Recherche pavillon avec jardin pour bonheur vert… Ce transfert des grandes vers les moins grandes villes, voire la campagne, influe sur les prix et sur la qualité de la vie au grand dam des citoyens des villes moyennes et des ruraux qui vivaient tranquilles.

Confusion ville / campagne

Au 19ème siècle, les villes grandirent car il fallut à leur périphérie fixer une main d’œuvre disponible et bon marché. La concentration s’accrût jusqu’à l’explosion que nous constatons, au point que désormais les villes veulent se protéger de la pollution qu’elles ont entraînée par l’instauration de péages à leur entrée !

Écolo en ville, je me dirige vers la campagne pour demeurer vert ! Envers et contre tout.

Il y a une trentaine d’années le retour du loup en France via l’Italie, sans passeport, avait initié des oppositions que l’on retrouve amplifiées depuis. Les citadins écolos voulaient retrouver pour leurs vacances une nature naturelle, préservée des méfaits de l’urbanisation, les ruraux souhaitaient bénéficier des avantages de l’urbanisation en gardant les avantages de la campagne.

Tous à cran pour le petit écran

 Le berger souhaite retrouver sa famille le soir et profiter de ces moments de mise à disposition du cerveau pour Coca Cola que défendait Patrick Lelay et le loup qui vient croquer ses moutons pendant qu’il regarde The Voice ou Koh-Lanta lui inflige une roubignollite aigüe. Le citadin installé à la campagne est dérangé par le chant du coq pourtant gaulois ou bien par l’odeur si forte des vaches mais est-ce possible ? Ne pourrait-on pas produire des vaches en packs pasteurisés ?

Du vert dans l’assiette à une société vertueuse

Greffez sur ces différends la tendance du veganisme dont Wikipédia nous apprend que la traduction pourrait donner « végétalisme intégral ». Bronzage intégral, islamisme intégral, intégrisme de tous poils ou glabres…

« Le véganisme est la doctrine selon laquelle les humains doivent vivre sans exploiter les animaux. »

Il ne s’agit pas ici de discuter le bien-fondé du véganisme mais d’aller plus loin : quelle serait la doctrine selon laquelle les humains doivent vivre sans exploiter ni les animaux, ni les humains » ?

Car au fond, le mot le plus important dans l’affaire est le verbe « exploiter dont le TLFi nous apprend qu’il vient d’un très lointain cousin latin signifiant « accomplir » mais qu’il nous mène vers « achever le labour du jour », « tirer parti de », « se servir (de quelqu’un) en n’ayant en vue que le profit, sans considération des moyens », « abuser des ouvriers »…

Que d’exploits !

Ne pas réserver l’homme vert à la publicité

Une petite touche de Spinoza pour donner du fond à la réflexion ? Nous pensons que ce que nous désirons est bon alors que ce devrait être l’inverse : nous devrions désirer ce qui est bon.
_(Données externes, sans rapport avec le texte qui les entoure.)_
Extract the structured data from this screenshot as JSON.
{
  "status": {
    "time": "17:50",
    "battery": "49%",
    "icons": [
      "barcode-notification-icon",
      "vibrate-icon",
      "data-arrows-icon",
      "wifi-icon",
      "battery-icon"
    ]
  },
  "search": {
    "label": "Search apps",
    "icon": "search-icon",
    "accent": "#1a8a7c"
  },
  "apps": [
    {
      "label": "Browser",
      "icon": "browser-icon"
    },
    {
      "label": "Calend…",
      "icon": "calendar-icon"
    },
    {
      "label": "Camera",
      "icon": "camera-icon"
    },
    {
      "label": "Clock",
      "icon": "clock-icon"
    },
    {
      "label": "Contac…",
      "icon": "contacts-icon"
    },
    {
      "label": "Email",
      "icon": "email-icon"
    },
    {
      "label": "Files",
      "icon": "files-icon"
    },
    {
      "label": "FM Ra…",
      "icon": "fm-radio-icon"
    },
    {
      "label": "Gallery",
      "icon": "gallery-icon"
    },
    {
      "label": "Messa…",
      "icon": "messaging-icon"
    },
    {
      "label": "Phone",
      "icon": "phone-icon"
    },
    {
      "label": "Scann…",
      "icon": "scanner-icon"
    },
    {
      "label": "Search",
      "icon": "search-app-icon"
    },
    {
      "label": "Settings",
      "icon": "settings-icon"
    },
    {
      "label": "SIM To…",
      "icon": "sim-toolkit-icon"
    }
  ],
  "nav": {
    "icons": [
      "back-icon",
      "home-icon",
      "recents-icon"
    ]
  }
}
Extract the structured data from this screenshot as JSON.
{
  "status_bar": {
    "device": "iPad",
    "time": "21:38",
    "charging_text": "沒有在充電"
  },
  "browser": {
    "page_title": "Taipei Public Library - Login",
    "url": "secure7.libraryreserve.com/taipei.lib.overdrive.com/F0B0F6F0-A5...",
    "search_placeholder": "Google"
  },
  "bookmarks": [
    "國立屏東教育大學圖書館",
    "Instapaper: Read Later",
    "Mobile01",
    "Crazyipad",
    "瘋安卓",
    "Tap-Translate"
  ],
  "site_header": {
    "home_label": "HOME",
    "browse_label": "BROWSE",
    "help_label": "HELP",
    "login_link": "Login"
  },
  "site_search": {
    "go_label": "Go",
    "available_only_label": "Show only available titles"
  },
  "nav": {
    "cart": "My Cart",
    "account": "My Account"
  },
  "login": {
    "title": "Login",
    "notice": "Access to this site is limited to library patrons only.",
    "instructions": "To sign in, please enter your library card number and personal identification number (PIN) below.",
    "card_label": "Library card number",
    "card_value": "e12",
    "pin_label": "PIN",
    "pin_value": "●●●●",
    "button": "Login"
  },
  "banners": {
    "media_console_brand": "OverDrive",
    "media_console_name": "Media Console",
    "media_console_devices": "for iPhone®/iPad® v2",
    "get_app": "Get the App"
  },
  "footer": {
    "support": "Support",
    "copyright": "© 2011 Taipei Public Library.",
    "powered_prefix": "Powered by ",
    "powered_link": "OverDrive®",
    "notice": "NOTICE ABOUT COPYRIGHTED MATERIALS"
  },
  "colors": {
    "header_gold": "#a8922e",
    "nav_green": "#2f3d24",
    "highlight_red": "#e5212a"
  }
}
Dans la même veine mais version opportunisme, cet élu qui constate « Pour être élu, il faut faire de l’écologie. »

Désirer habiter la campagne, est-ce bon en soi ? Bon pour la campagne ? Bon pour les animaux de la campagne ? Manger des animaux, est-ce bon pour l’Homme, pour les animaux ?

Pierre Légaré répondrait que, si les humains ne mangent pas les herbivores, il n’y aura plus d’herbe pour les humains.

« Gardarem lo Larzac » le slogan post soixante-huitard reverdit dans les esprits. Le roman Nature humaine de Serge Joncour évoque en grande partie ces mêmes enjeux. Une autre solution cependant pourrait voir le jour : transformer les grandes villes en immenses parcs, les bureaux en potagers et vergers, les toits en promenades végétalisées.

Plantez des arbres contre le péril nucléaire Affiche d’Underwasser

Faire preuve d’urbanité à la campagne

Le berger écoute le vent
Le berger compte les étoiles
Le berger regarde le temps
Grisailler son manteau de toile
Le berger confie son troupeau
À l’épaule de la montagne
Le berger joue de son pipeau
La voix du torrent l’accompagne
Mais par les longues nuits d’été
Couché, seul, sur le dos, dans l’herbe
Compagnon de l’éternité
Le berger
Le berger
S’emmerde.

Francis Blanche — Le berger

L’homme ne devient véritablement humain que dans sa relation aux autres. Il est un être social, ce que soulignent les contraintes du confinement. Il devient cependant trop facilement un animal grégaire qui transforme sa liberté en asservissement aux modes, aux tendances. Les flux des réseaux divers, des départs en vacances, nous transforment en fourmis répondant aux concentrations de phéromones.

La morale ! La morale ! Mais tout est déjà dans le titre Rats de ville et rats des champs. Dans l’opposition entre la ville et les champs, l’unique et le pluriel, l’enfermement et la liberté, Monsieur de La Fontaine tranche dès le titre.